A noite está fria e pouco convidativa para um ensaio. Sei
que estou desafinado, então faço um breve alongamento.
Meu set list é
curto. Só uma hora de treino. Um pocket
show.
Começo com Streets of Philadelphia. A
bateria sozinha por dois compassos dita o ritmo inicial da corrida. Quando a
primeira tecla do órgão é apertada, aperto também o meu cronômetro.
Tenho uns três minutos pra correr pelas ruas da
Filadélfia, antes do Sabbath me levar
pra Birmingham com War Pigs. O frio e
a escuridão da noite ficam mais intensos, conforme me concentro nos acordes
dissonantes da guitarra. E agora não estou mais correndo, estou fugindo. A
música vai ficando mais rápida conforme corro mais rápido - ou vice versa, não sei
dizer com certeza – até terminar em seu ápice.

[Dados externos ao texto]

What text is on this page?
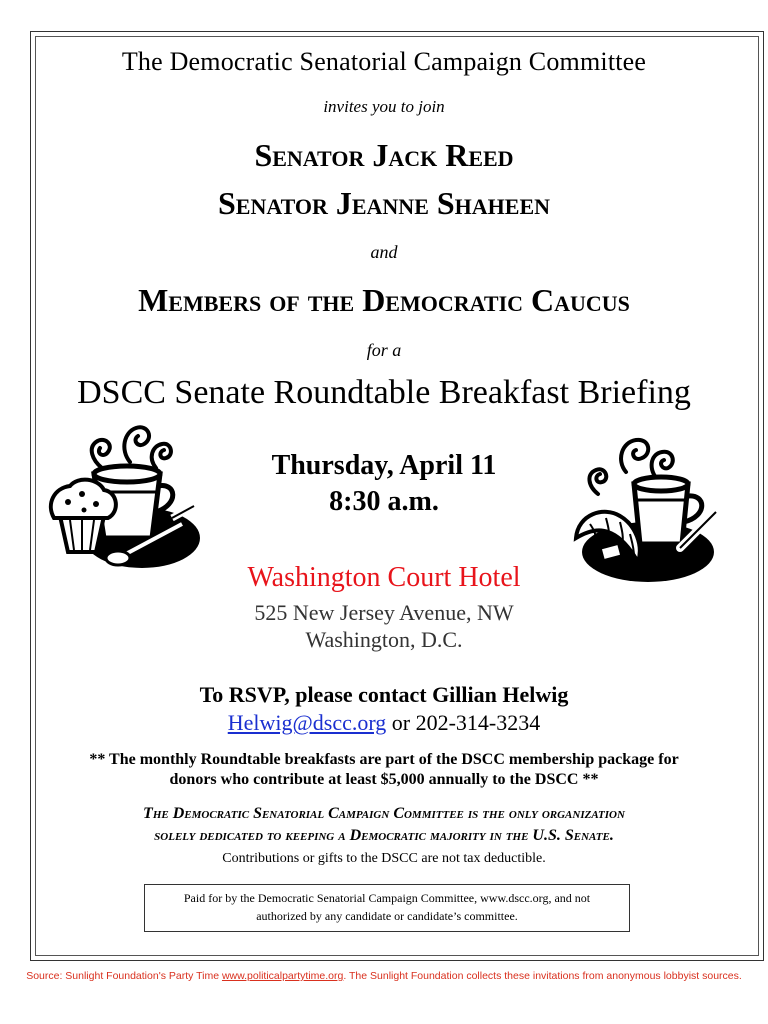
The Democratic Senatorial Campaign Committee
invites you to join
Senator Jack Reed
Senator Jeanne Shaheen
and
Members of the Democratic Caucus
for a
DSCC Senate Roundtable Breakfast Briefing
Thursday, April 11
8:30 a.m.
Washington Court Hotel
525 New Jersey Avenue, NW
Washington, D.C.
To RSVP, please contact Gillian Helwig
Helwig@dscc.org or 202-314-3234
** The monthly Roundtable breakfasts are part of the DSCC membership package for
donors who contribute at least $5,000 annually to the DSCC **
The Democratic Senatorial Campaign Committee is the only organization
solely dedicated to keeping a Democratic majority in the U.S. Senate.
Contributions or gifts to the DSCC are not tax deductible.
Paid for by the Democratic Senatorial Campaign Committee, www.dscc.org, and not
authorized by any candidate or candidate’s committee.
Source: Sunlight Foundation's Party Time www.politicalpartytime.org. The Sunlight Foundation collects these invitations from anonymous lobbyist sources.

Contra a minha vontade entra Soul to Squeeze. Mas tudo bem, na Califórnia também deve fazer frio
às vezes. Aproveito pra pegar um trecho de avenida, onde o barulho dos carros
me obriga a aumentar o volume. Ainda na avenida, o Pearl Jam começa sua versão de Crazy
Mary. Quando entro numa rua mais tranquila do outro lado da avenida, o Eddie Vedder está uivando no meu ouvido
a todo volume. A lua está cheia, com um véu de nuvens.
Começo uma longa descida ao som de Deus é uma Viagem, do Cidadão
Instigado.
Achando que a viagem ia terminar junto com a descida,
começa Errare Humanum Est do Jorge Ben, e eu sou lançado com toda
força de volta ao espaço sideral. Preciso de quatro voltas na quadra pra
terminar a viagem por sobre as estrelas - las - las - las - las. Finalmente aterrisso
no topo de uma montanha com Fool on the
Hill. Aproveito a música pra subir de volta tudo o que desci. It’s
a long way to the top (if you wanna rock n’ roll).

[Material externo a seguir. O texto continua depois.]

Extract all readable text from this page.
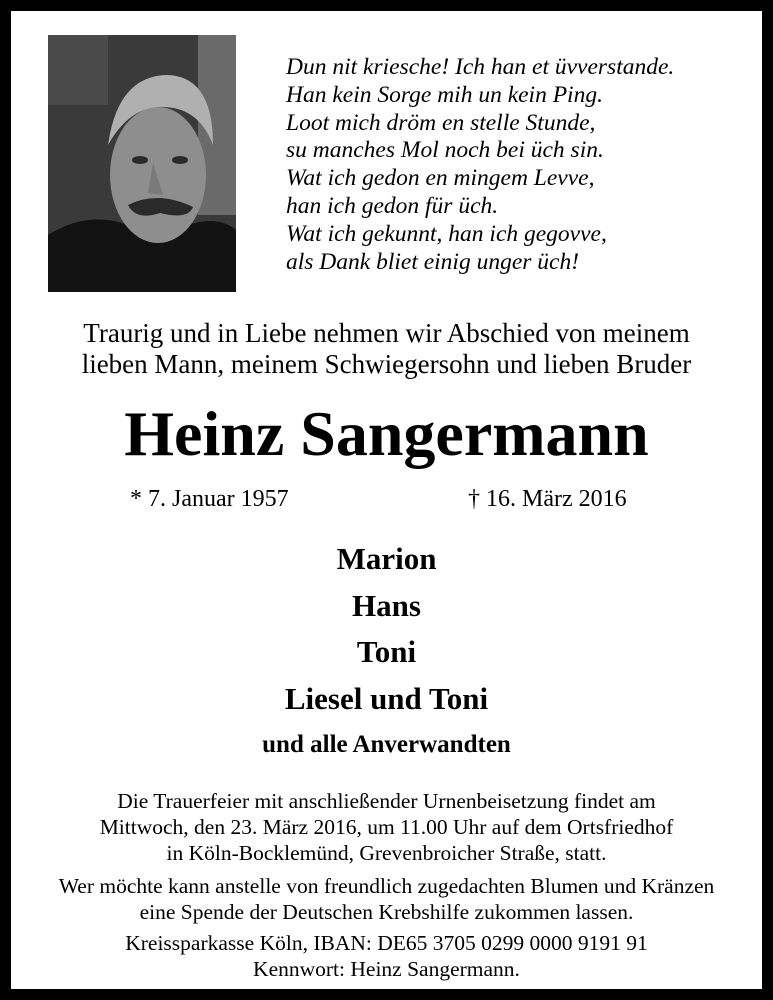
Dun nit kriesche! Ich han et üvverstande.
Han kein Sorge mih un kein Ping.
Loot mich dröm en stelle Stunde,
su manches Mol noch bei üch sin.
Wat ich gedon en mingem Levve,
han ich gedon für üch.
Wat ich gekunnt, han ich gegovve,
als Dank bliet einig unger üch!
Traurig und in Liebe nehmen wir Abschied von meinem
lieben Mann, meinem Schwiegersohn und lieben Bruder
Heinz Sangermann
* 7. Januar 1957	† 16. März 2016
Marion
Hans
Toni
Liesel und Toni
und alle Anverwandten
Die Trauerfeier mit anschließender Urnenbeisetzung findet am
Mittwoch, den 23. März 2016, um 11.00 Uhr auf dem Ortsfriedhof
in Köln-Bocklemünd, Grevenbroicher Straße, statt.
Wer möchte kann anstelle von freundlich zugedachten Blumen und Kränzen
eine Spende der Deutschen Krebshilfe zukommen lassen.
Kreissparkasse Köln, IBAN: DE65 3705 0299 0000 9191 91
Kennwort: Heinz Sangermann.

No meio da subida - enxugando o suor - entra Enxugando Gelo com o B Negão e os Seletores de Frequência. O
processo é lento, mas chego de volta à avenida, que milagrosamente está vazia.
Mantendo o ritmo, vejo novamente a lua cheia, e do meu
fone sai um som novo. É uma bela introdução instrumental, e aperto os fones pra
dentro dos ouvidos. O barulho da rua não me permite escutar perfeitamente.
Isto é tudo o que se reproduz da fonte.